The seven-man Philippine delegation is led by Arroyo's adviser on Muslim affairs Nur Jaafar.

"The central theme of the discussions is how to ease the hardship faced by the migrants," Brillantes said, adding that the Philippine team would visit all three camps in Sabah.

The camps, each of which can hold 1,000 people, are in the capital Kota Kinabalu, and in the towns of Sandakan and Tawau on the east coast near the southern Philippines.

Brillantes said that at the talks Tuesday Manila proposed two additional exit points be opened for the deportees -- from Kota Kinabalu and Tawau and not just through Sandakan.

This would shorten the journey and reduce any physical or mental stress on them, especially the infants and the old.

Brillantes said Manila sought Malaysia's cooperation for a planned deportation of the estimated 80,000 Filipino illegals still in the state so that it would not impose a burden on both economies.

In response, Ghapur Salleh, minister in the chief minister's office said Sabah would refer Manila's request to Kuala Lumpur for consideration and pressed Filipinos to enter Malaysia legally.

"The state welcomes foreigners ... as long as they are properly documented," he said.

Ghapur said Chong urged Manila to establish a permanent consulate in the state to handle the problems of Filipinos in particular related to travel documents.

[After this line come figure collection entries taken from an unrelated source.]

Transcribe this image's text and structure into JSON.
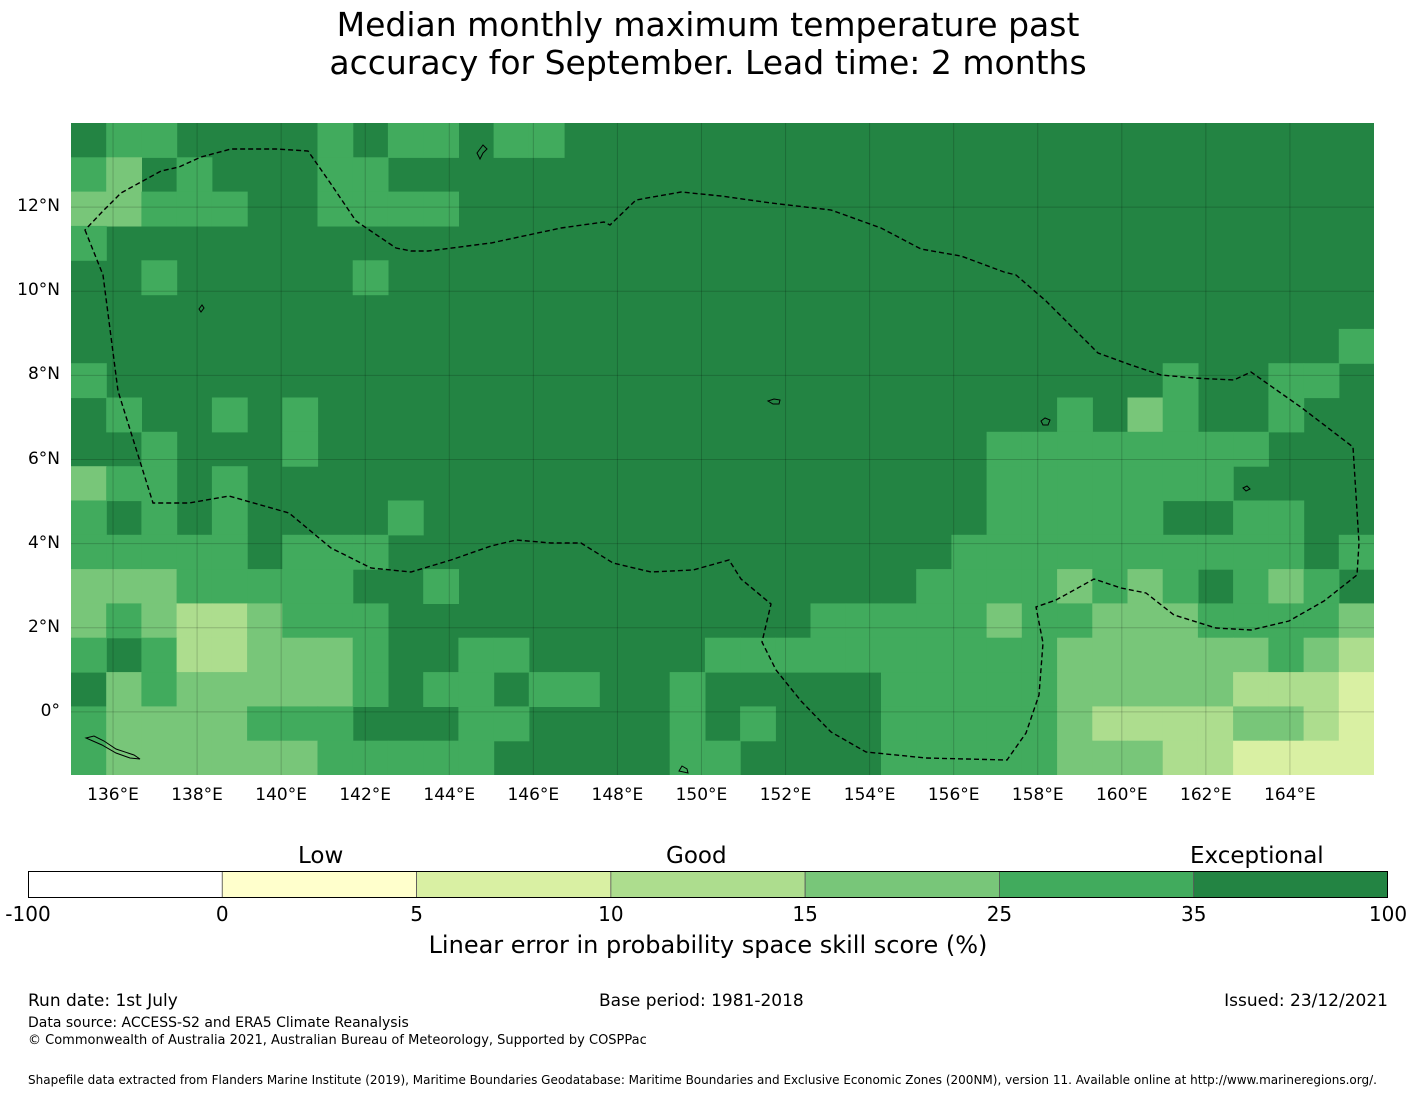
{
  "title_line1": "Median monthly maximum temperature past",
  "title_line2": "accuracy for September. Lead time: 2 months",
  "map": {
    "lon_range": [
      135,
      166
    ],
    "lat_range": [
      -1.5,
      14
    ],
    "cell_size_deg": 0.833,
    "lon_ticks": [
      "136°E",
      "138°E",
      "140°E",
      "142°E",
      "144°E",
      "146°E",
      "148°E",
      "150°E",
      "152°E",
      "154°E",
      "156°E",
      "158°E",
      "160°E",
      "162°E",
      "164°E"
    ],
    "lat_ticks": [
      "12°N",
      "10°N",
      "8°N",
      "6°N",
      "4°N",
      "2°N",
      "0°"
    ],
    "dominant_category": "Exceptional",
    "boundary_style": "dashed black line (EEZ)"
  },
  "colorbar": {
    "group_labels": [
      "Low",
      "Good",
      "Exceptional"
    ],
    "ticks": [
      "-100",
      "0",
      "5",
      "10",
      "15",
      "25",
      "35",
      "100"
    ],
    "colors": [
      "#ffffff",
      "#ffffcc",
      "#d9f0a3",
      "#addd8e",
      "#78c679",
      "#41ab5d",
      "#238443"
    ],
    "label": "Linear error in probability space skill score (%)"
  },
  "footer": {
    "run_date": "Run date: 1st July",
    "base_period": "Base period: 1981-2018",
    "issued": "Issued: 23/12/2021",
    "data_source": "Data source: ACCESS-S2 and ERA5 Climate Reanalysis",
    "copyright": "© Commonwealth of Australia 2021, Australian Bureau of Meteorology, Supported by COSPPac",
    "shapefile": "Shapefile data extracted from Flanders Marine Institute (2019), Maritime Boundaries Geodatabase: Maritime Boundaries and Exclusive Economic Zones (200NM), version 11. Available online at http://www.marineregions.org/."
  }
}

Malaysia's crackdown on illegal immigrants, who flock to the relatively wealthy Southeast Asian nation in search of jobs, has sparked protests in Indonesia and the Philippines.

Some 380,000 people, mainly from those two countries, fled Malaysia during a four-month amnesty ahead of the introduction last month of harsh new punishments for illegal immigrants, including jail terms and caning.

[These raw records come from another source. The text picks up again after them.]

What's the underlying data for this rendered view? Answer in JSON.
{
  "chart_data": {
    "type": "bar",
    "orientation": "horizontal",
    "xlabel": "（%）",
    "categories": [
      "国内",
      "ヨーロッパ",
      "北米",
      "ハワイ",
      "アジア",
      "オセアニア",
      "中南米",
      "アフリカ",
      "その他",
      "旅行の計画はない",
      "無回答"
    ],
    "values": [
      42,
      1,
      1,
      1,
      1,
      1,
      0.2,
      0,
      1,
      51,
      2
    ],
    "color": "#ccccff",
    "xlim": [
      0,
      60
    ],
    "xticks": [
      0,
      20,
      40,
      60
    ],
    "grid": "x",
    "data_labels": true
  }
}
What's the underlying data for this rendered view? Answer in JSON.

Meanwhile, the Philippines said on Tuesday it was looking into a newspaper report that Malaysian police had sexually abused some Filipino Christian women detained on Sabah island.

"The government, through the Department of Social Welfare and Development, is seriously but quietly looking into reports of sexual abuse in deportation camps in Sabah," Press Secretary Ignacio Bunye said in a statement.

"We have no official reports on this matter yet, but we would like to ask that this matter be handled prudently by the media to protect the dignity of any victims."

The Philippine Daily Inquirer said on Tuesday the incidents in Tawau were reported by two Filipinos it interviewed after they were expelled from Malaysia recently in the wake of that country's crackdown on illegal immigrants.

According to one deportee's account, "a woman would be taken out of the detention cell and brought to an upstairs room, which the policemen would subsequently enter one by one...The woman would emerge from the room late at night," the newspaper said.